Un legame che si è saldato negli anni, tanto che amava raccontare: “Andavo in giro per il mondo e tutti pensavano fossi di Vicenza”. Lui, toscano di Prato, ma vicentino nel cuore, che negli anni ‘90 accettò di lanciare nel mondo l’immagine turistica della città, con il Teatro Olimpico e lui che suonava il violino.
Una città che lo ha riconosciuto come “suo” attribuendogli la cittadinanza onoraria lo scorso febbraio, e che ha proclamato il lutto cittadino, con le bandiere a mezz’asta nei palazzi comunali.

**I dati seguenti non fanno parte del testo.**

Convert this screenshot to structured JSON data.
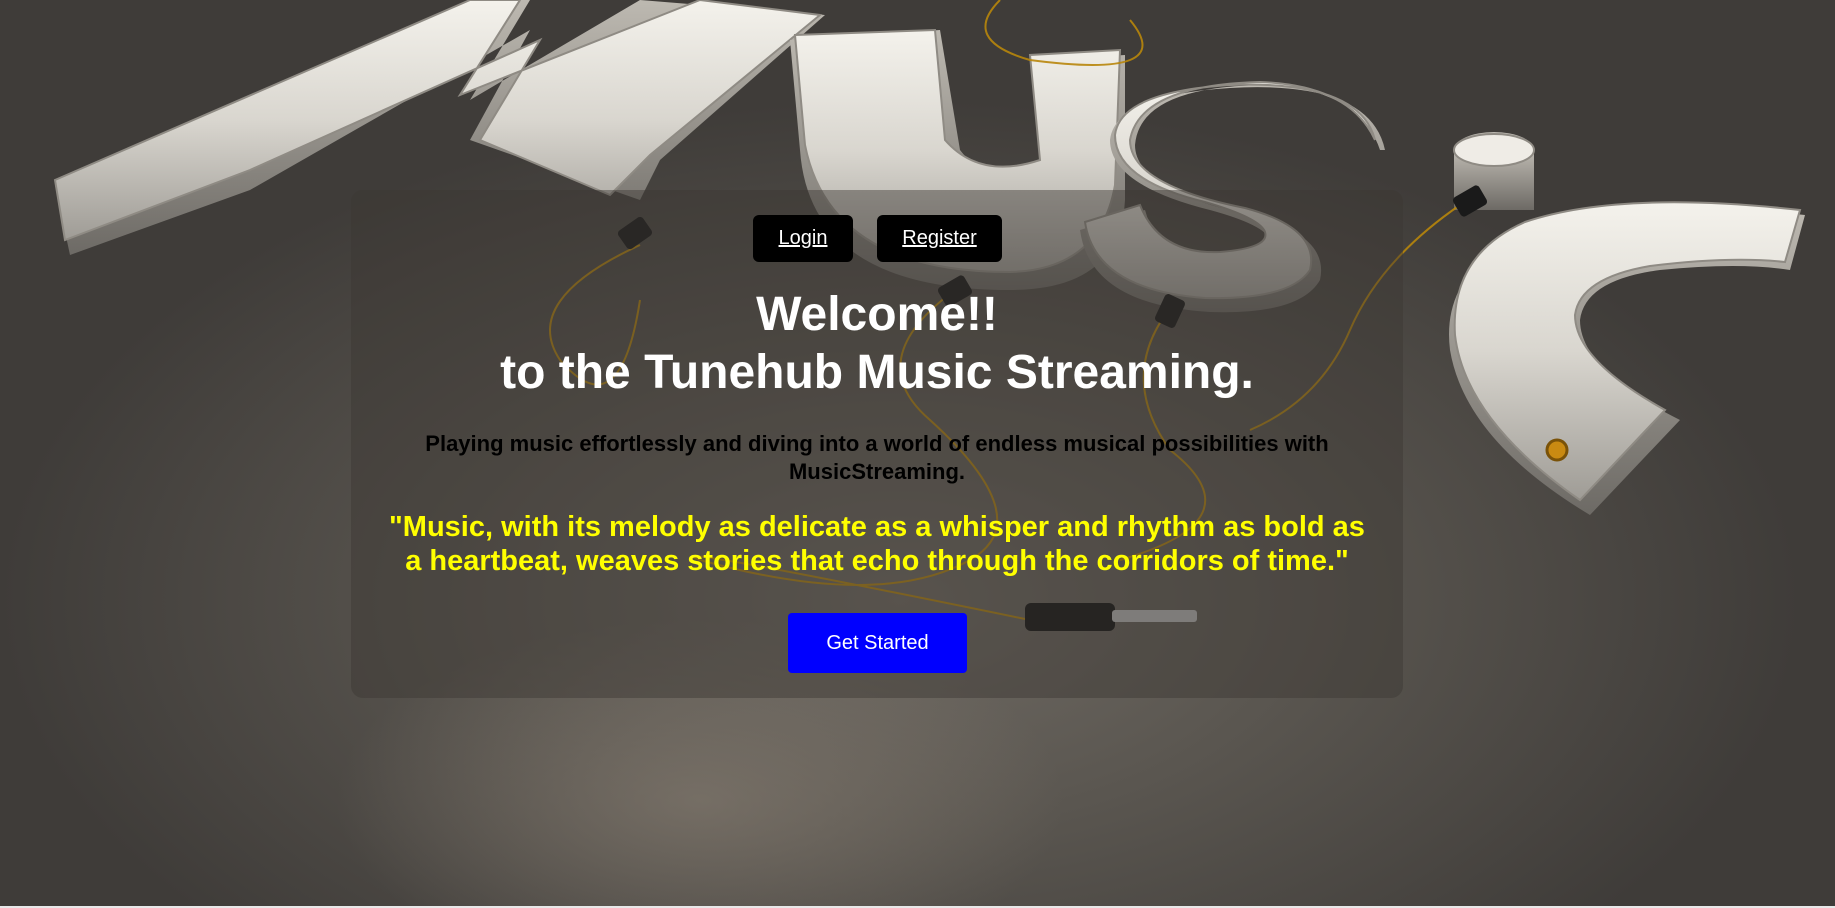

Ieri Pablito è arrivato da Siena, ed è stato accolto in forma privata allo Stadio Menti dai dirigenti e dalla squadra del Lanerossi Vicenza, per poi ricevere l’omaggio dei tifosi.
Oggi la cerimonia e l’addio della città.
E poi c’è il Paolo Rossi privato, quello che ha cercato in tutti i modi di resistere all’attacco del male.
La moglie Federica Cappelletti, parlando degli ultimi attimi di vita del campione ha detto: “Nel momento in cui stava morendo e non se ne voleva andare, io l’ho abbracciato forte e gli ho detto Paolo, adesso vai, hai sofferto troppo. Staccati, lascia questo corpo e vai. Io crescerò le bambine e porterò avanti i nostri progetti. Tu hai fatto anche troppo e quindi si è addormentato in quel momento». E ha poi aggiunto: «Non è facile riassumere in poche parole tutto quello che è stato Paolo. Una persona unica, piena di ottimismo anche nei momenti più difficili, una persona grande ma allo stesso tempo semplice. Una persona che mi ha insegnato tanti valori belli e li ha insegnati alle nostre figlie. Io dico che dopo Paolo Rossi si sopravvive. Quindi cercherò di fare questo. Lui era una persona che sapeva parlare allo stesso modo con i capi di Stato ma anche con le persone che incontravamo al supermercato. Questo era Paolo e questa la sua grandezza. Preferisco pensare che sia un arrivederci. Fare a meno di lui è veramente tanto. Ma dovrò farlo, gliel’ho promesso. Riporteremo Paolo in Toscana. Faremo la cerimonia e una camera ardente a Vicenza che era la sua città adottiva. Poi lo farò cremare in accordo con il figlio perché me lo voglio tenere sempre vicino”.
Innumerevoli in queste ore le testimonianze di affetto e di cordoglio, soprattutto di coloro che hanno avuto la fortuna di conoscerlo personalmente.
Fra tutte mi ha colpito quella di un commosso Fabio Capello, che dagli studi di Sky Sport24 ha espresso questo pensiero dolcissimo: “Paolo, state giocando? Vi state allenando bene tu e Diego? Allenatevi bene perché quando arriverò io vi farò correre”.
Così piace anche a me immaginare un Pablito che in cielo palleggia assieme a Maradona e a tutti gli altri campioni del calcio che li hanno preceduti.
Un Pablito con la maglia bianco rossa del Lanerossi Vicenza, di quella squadra di provincia che per un anno seppe trasformare in una “Grande” del calcio italiano.